Step 4 is an inventory. Nothing more. Nothing less. It is also searching and fearless. But’s is also just an inventory.
There are references in the literature to problems that businesses face who do not take regular inventories. If we don’t know what we’re dealing with we don’t know what to do with it. By taking an honest look at ourselves and our behaviors with the help of a sponsor we can more effectively determine which of those behaviors are blocking us from being of the most service to God and to our fellows.
There are different ways that sponsors direct their sponsees to complete Step 4. However, there is only one way that is outlined in the Big Book of Alcoholics Anonymous. That is the way we will be discussing in this blog post.
There are four sections. Harms, Resentments, Fears and Sexual Harms. Each section can essentially be completed by filling out various columns. Examples of the format are found in the Big Book.
The spirit of the exercise is to objectively look at negative feelings and behaviors and understand their components. Let’s take resentments for example.
The book instructs us to list out the people towards whom we feel resentful. Easy enough. If you’re like most of us, you could probably write down every person you’ve ever come into contact with.
Next we write down the nature of the resentment. Again, there are examples in the book. These could be things such as I am resentful at my boss because she makes me stay late after work. Or I’m resentful towards my wife for being cold towards me despite my newfound sobriety.
We then look at the areas of our lives that this resentment affects. Does it affect my pocketbook, pride, self-esteem, personal relations, sex relations? We list any and all that apply.
The last and probably most important column is that we list our part in the resentment. Where was I selfish? What could I have done differently? What should I have done instead? Again you will find the instructions in the book and the exact breakdown differs slightly for each of the four categories.
But remember this exercise is not about changing other people or playing tit for tat with I did this to you but you also did XYZ to me. It is about inventorying our behaviors so that we can have the spiritual experience and consequent personality change that relieves us of our addiction.
Give yourself some quiet time to really reflect on what you’d like to write. Don’t take too long with it. You want to get it done as quickly as possible without rushing. We recommend that you pray before and after writing. Ask God for his guidance, support and for the strength to be fearless and thorough.
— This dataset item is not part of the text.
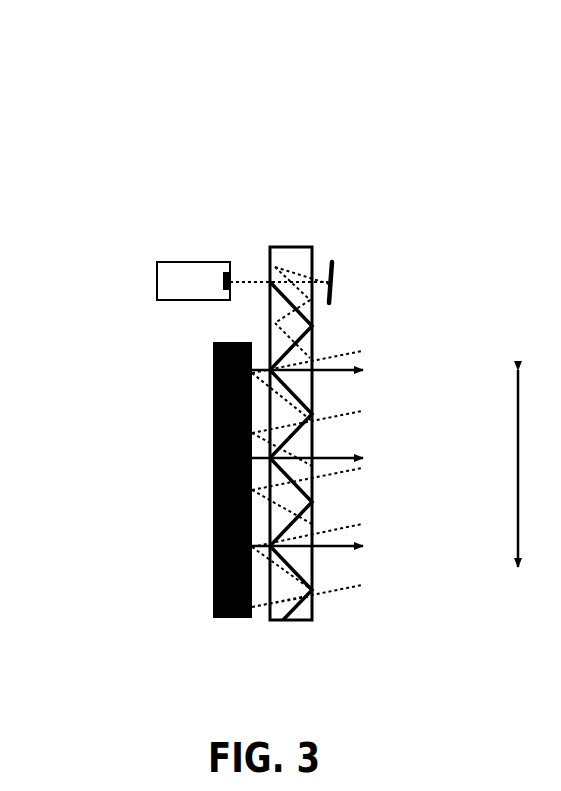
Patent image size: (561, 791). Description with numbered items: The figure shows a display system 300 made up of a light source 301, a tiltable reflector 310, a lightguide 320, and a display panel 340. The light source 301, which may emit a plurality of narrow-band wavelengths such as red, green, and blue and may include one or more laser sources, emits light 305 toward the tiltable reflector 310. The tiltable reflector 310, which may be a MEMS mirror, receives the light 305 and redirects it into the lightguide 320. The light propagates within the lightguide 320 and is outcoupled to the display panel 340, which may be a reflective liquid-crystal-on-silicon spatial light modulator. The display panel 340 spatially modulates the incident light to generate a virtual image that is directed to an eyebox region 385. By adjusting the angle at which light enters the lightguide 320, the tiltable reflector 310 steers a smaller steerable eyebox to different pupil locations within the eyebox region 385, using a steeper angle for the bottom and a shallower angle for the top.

One last note. As you are writing out your inventory you might find yourself questioning whether certain actions or people should go on the list. We highly suggest that you use this rule of thumb. When in doubt, write it down. We can speak from experience that, either from willful omission or lack of certainty to include, people and behaviors left off the inventory will only continue to haunt us. We also learned through this process that we weren’t as bad as we thought. The fire breathing dragon that was the memories of all our previous foibles and mishaps was much less daunting when written out on paper. Whatever has happened, there are other people who have experienced that too. You are not alone.